As part of my work on CrateDB I occasionally have to debug its PostgreSQL wire protocol implementation. One tool that has been incredibly helpful for that is tshark, which is part of Wireshark.

What is tshark

tshark is a network protocol analyzer. It lets you listen to network traffic or read packets from a previously saved capture file.

One nice thing about it is that it comes with support for binary protocols like the PostgreSQL wire protocol. That allows you to view decoded PostgreSQL messages.

Running PostgreSQL

Setup PostgreSQL locally by following its installation instructions or by following the instructions from your distribution.

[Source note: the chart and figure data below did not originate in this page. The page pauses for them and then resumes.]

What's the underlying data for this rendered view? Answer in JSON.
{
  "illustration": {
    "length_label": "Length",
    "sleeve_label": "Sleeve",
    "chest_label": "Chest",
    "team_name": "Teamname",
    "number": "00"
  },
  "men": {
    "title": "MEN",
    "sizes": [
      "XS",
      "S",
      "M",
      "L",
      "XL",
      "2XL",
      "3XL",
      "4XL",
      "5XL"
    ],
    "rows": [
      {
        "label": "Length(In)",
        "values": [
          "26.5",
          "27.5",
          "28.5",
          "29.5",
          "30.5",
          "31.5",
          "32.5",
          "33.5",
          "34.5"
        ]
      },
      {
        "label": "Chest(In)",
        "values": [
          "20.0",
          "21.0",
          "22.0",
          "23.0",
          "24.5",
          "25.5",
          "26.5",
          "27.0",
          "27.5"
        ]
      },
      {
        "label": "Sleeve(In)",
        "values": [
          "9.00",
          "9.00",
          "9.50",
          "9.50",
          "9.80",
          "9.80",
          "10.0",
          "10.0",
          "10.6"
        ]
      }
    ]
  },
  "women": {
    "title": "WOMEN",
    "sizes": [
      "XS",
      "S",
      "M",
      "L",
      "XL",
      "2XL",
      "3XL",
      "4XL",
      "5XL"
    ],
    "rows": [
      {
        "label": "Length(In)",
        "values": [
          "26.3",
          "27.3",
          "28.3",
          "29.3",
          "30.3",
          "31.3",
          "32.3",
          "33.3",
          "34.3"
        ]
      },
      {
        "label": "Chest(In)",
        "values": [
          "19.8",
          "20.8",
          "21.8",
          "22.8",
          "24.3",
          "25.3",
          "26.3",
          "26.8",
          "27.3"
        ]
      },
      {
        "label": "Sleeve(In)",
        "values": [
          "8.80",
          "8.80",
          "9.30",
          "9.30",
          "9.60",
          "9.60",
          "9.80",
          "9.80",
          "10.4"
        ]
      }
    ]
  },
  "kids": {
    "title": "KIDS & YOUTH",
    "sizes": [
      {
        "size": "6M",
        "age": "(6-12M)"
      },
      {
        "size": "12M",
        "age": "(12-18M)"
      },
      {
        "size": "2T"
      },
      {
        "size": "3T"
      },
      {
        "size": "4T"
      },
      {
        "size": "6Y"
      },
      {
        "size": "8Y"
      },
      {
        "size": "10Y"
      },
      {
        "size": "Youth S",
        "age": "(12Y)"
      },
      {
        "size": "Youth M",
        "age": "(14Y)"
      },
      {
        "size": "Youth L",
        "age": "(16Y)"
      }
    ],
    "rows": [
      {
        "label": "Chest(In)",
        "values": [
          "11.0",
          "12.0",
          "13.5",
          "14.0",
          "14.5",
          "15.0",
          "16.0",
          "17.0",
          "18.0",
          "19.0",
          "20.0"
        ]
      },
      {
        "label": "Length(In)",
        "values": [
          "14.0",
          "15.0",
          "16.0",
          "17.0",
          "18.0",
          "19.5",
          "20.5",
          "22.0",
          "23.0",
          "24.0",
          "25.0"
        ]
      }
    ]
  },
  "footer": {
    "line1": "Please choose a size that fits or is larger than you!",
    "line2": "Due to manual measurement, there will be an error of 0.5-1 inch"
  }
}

PostgreSQL can communicate with clients either via Unix socket or via TCP. To be able to observe the traffic with tshark you need to connect via TCP. First confirm that PostgreSQL is listening on a network interface by viewing its startup log messages. I use journalctl -u postgresql -e to view the logs. You should see something like this:

listening on IPv6 address "::1", port 5432
listening on IPv4 address "127.0.0.1", port 5432
listening on Unix socket "/run/postgresql/.s.PGSQL.5432"

The IPV4 or IPv6 entries is what we are after. 127.0.0.1 is the loopback device. If you see a different IP address and are on Linux, you can run ip addr and look for the IP to find the corresponding device.

With that information, we can move on to using tshark.

Using tshark

Install tshark using your favorite package manager. In Archlinux it is part of the wireshark-cli package: pacman -S wireshark-cli.

Invoke tshark like this:

tshark -i lo \
  -f 'tcp port 5432' \
  -d tcp.port==5432,pgsql \
  -T fields -e pgsql.length -e pgsql.type -e pgsql.query
  • With -i you can specify the interface to listen on. lo is the loopback device.
  • -f is used to define a capture filter. Packets that don’t match this filter are discarded.
  • -d is for the decoding feature. -d tcp.port==5432,pgsql reads as “Decode any TCP traffic on port 5432 as pgsql”. You can run tshark -d . to get a list of available layers. To get a list of available protocols it can decode, you’d use something like this: -d tcp.port==5432,..
  • -T sets the output format for the decoded package data. In this case we use fields, but you could also use -T json to get JSON output.
  • -e <field> adds a field to the list of fields to display. You can repeat this option multiple times to select all fields you want to output.

All of this information and lots more is available in its man page.

To learn what fields are available you can refer to the Display Filter Reference. The one for pgsql are listed here.

You should see some output like “Capturing on ‘Loopback: lo’”. Leave this command running.

Connecting with a client

The only step missing is to generate some traffic. Connect with psql but make sure to use TCP: psql -h localhost. This should generate some output in the terminal where tshark is running. You should see something like this:

8	Startup message	
8,26,25,23,38,23,25,27,20,25,24,32,35,27,12,5	Authentication request,Parameter status,Parameter status,Parameter status,Parameter status,Parameter status,Parameter status,Parameter status,Parameter status,Parameter status,Parameter status,Parameter status,Parameter status,Parameter status,Backend key data,Ready for query
37	Simple query	set client_encoding to 'unicode'
8,5	Command completion,Ready for query	

The exact output will depend on your -T and -e settings and your PostgreSQL version.

That’s it. If you’re interesting in learning more about what this output means, head over to the Protocol Documentation.